Interview with Nadia Casamassima and Andrea Santantonio – Theatre Company IAC (Centro Arti Integrate).
Realized by Alessandra Colombo – project manager (Materahub) 

Impara l’arte e mettila da parte … (en. Learn the art and put it aside) says an old Italian adage; a way of saying that invites people to treasure everything that is transmitted and taught to us, because sooner or later in life every teaching can be useful.

Yet this motto generates an important question: can art be “learned”?

To be an artist – we hear – it takes talent, that leap, that genius that make the difference. And yet this is not always the case: genius, the leap can lead to success, to fame for an artist, but to be such it is enough to practice the art and make that art the reason for one’s life. Our vocation – say many coaches or mentors – lies where we are truly happy. It is to be crafts of art, painstaking and constant builders of our own passion, whatever it may be.

This reflection led me to ask some questions to friends and artists of the Materahub network, to understand how to approach the “artistic and craftwork” of the theatre director. Because talent without practice, like practice without passion, can do little stuff.

Andrea and Nadia are a young couple of actors/theatrical directors. They have their own theatre company and school, the IAC (Centro Arti Integrate), and they agreed to answer our curious questions.

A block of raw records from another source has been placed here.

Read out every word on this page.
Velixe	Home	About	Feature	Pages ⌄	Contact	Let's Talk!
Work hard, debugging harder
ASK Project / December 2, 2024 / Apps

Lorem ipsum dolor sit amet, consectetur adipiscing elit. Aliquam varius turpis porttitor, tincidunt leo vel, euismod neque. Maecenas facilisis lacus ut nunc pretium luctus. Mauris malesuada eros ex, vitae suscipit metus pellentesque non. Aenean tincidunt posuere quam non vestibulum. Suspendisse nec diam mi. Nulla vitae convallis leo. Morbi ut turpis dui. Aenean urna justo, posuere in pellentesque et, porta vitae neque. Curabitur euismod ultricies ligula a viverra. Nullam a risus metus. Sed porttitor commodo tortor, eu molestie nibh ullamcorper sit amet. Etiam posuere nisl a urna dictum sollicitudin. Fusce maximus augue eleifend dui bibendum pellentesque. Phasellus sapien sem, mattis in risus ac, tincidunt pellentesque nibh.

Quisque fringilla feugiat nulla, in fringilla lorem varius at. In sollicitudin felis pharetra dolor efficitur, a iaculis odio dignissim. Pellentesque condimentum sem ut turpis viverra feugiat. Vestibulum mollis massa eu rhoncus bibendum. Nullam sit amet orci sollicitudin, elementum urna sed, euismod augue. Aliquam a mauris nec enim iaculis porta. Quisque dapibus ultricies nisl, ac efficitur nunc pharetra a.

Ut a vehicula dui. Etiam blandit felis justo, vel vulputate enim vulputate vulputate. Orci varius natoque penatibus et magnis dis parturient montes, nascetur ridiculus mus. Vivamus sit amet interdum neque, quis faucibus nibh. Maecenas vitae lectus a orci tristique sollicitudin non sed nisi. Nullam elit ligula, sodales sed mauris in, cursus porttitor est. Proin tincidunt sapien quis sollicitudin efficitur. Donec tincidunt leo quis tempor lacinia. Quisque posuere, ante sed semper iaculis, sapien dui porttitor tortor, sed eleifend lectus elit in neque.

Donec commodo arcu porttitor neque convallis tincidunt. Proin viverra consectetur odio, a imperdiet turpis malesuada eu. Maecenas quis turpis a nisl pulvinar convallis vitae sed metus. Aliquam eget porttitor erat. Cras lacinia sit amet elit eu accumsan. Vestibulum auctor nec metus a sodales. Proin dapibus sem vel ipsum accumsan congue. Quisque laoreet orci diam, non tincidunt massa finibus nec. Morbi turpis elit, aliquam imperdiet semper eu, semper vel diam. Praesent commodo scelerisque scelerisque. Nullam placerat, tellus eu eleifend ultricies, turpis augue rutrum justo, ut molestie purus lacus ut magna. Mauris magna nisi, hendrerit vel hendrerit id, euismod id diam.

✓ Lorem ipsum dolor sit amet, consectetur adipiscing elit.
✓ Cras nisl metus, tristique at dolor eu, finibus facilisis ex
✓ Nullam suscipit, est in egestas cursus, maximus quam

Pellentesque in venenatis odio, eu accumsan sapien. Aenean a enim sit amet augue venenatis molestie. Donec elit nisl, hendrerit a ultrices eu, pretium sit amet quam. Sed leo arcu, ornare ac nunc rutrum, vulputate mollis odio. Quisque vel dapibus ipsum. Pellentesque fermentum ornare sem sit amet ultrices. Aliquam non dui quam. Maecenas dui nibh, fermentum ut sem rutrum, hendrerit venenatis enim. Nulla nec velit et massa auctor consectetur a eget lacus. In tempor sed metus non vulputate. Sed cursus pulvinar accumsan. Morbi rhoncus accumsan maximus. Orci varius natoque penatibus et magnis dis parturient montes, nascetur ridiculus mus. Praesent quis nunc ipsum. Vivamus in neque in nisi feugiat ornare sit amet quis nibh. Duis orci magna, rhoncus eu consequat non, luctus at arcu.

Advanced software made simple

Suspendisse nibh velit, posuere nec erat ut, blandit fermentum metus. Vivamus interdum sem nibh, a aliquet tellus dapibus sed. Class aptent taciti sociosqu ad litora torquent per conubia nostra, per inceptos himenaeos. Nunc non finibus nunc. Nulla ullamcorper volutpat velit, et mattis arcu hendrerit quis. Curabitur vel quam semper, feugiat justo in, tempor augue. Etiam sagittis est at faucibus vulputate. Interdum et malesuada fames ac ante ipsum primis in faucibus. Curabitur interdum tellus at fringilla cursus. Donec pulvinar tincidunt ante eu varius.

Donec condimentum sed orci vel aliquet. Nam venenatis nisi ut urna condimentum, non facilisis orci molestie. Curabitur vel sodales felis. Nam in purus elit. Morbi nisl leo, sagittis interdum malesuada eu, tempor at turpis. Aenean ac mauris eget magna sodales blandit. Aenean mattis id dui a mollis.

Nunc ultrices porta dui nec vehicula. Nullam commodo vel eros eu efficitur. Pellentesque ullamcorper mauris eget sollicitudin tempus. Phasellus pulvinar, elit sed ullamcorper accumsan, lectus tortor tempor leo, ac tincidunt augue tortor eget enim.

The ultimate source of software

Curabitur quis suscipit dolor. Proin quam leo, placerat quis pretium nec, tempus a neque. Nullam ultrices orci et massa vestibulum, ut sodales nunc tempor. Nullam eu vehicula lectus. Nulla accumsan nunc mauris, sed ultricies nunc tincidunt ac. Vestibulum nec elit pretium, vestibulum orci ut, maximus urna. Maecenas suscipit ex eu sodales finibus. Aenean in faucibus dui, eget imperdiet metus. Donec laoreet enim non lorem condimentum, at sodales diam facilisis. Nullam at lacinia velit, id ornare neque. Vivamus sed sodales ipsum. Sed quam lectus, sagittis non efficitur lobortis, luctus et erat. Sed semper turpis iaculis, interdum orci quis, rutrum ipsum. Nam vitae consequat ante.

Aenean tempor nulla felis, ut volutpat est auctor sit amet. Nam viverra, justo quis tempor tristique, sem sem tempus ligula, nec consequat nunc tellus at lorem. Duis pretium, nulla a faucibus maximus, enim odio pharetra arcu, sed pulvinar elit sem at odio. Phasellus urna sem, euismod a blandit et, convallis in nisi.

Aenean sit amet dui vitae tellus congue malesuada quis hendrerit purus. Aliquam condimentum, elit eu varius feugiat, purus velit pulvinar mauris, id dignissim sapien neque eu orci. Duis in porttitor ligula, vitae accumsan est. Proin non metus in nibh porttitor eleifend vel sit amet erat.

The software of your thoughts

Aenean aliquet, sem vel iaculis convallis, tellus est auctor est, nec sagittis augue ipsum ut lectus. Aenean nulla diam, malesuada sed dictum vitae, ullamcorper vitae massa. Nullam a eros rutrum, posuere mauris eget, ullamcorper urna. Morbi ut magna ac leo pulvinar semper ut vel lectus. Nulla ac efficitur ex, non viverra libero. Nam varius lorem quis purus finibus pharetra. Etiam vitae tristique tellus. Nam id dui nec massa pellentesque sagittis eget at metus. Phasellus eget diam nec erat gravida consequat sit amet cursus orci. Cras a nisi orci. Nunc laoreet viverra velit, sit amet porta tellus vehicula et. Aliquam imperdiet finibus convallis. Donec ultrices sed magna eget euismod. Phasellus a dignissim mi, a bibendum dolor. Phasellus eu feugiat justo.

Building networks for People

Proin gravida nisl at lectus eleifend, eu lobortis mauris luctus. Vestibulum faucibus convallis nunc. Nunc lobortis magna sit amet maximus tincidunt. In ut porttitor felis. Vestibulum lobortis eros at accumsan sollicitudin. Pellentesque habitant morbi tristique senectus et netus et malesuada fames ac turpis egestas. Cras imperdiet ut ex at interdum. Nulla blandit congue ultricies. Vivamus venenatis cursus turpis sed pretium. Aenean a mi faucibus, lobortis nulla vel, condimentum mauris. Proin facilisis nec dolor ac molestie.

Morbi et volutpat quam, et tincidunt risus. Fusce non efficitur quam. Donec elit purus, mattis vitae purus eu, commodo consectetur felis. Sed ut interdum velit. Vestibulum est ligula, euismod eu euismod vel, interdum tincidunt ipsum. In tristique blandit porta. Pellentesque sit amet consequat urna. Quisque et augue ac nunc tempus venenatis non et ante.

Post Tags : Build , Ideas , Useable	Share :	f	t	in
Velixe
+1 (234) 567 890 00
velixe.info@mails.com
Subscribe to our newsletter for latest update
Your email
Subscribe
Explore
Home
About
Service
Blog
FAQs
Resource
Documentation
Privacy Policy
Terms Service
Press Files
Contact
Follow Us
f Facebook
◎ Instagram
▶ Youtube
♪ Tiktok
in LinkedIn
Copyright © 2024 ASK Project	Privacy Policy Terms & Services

First of all, I would like to thank you for your willingness and for your testimony of passion for an art that, in a time like this, is suffering enormously because of the restrictions caused by the pandemic. My first question is, of course: Can you learn art?

A: First you have to learn about yourself and what your art is. It takes passion and discipline. Methodical procedures, hard work and someone who has the patience to teach. You can work together to transfer a method and enhance talent.

How does one become a theatre director today?

N: Good question! First of all with time. The direction, the theatrical direction, is something you get after seeing so many shows, after practising theatres, after meeting hundreds of people, after reading and writing a lot. Then, after all, it comes the moment to make mistakes all the time, to search for a form of which you are never fully satisfied.

Is there a training process?

A: There are some academic ones, the director is not a role like an actor who can train himself infinitely, for the directors the ability to listen, to learn from the events of life is very important. Then you discover techniques, secrets and personal codes.

N: Yes, I agree. And I would add that, as in any craft, it is not enough to read books. It is fundamental to practice.

I understand that practice does this job more than anything else. So how important is a good apprenticeship to learn the “job” of theatre director?

N: You have to know how to learn, read and be curious, but I would say that apprenticeship in our field is very important. Being next to masters and teachers is fundamental, breathing theatre is necessary.

A: Apprenticeship is fundamental. An apprenticeship that looks at all the elements of theatre: from set design to interpretation, from dramaturgy to costumes, etc. … I have collaborated on several occasions with directors as an auditor and, at first, as an actor. From these acquaintances, I have learned what a director is and should not be.

What do you feel like suggesting to those who want to start the job of “director”? How could you help them?

A: Would suggest starting looking for places or contexts where a “process related to the theatre” happens. I could help to open and start these processes and also show how an idea – a text – is translated into a direction.

N: I could teach him some techniques, but these alone would not be enough. The truth is that you learn by doing in our trade. Of course, I would invite the young person to be very careful, curious, to see what is behind things and situations, to look at the details and ask many, many questions.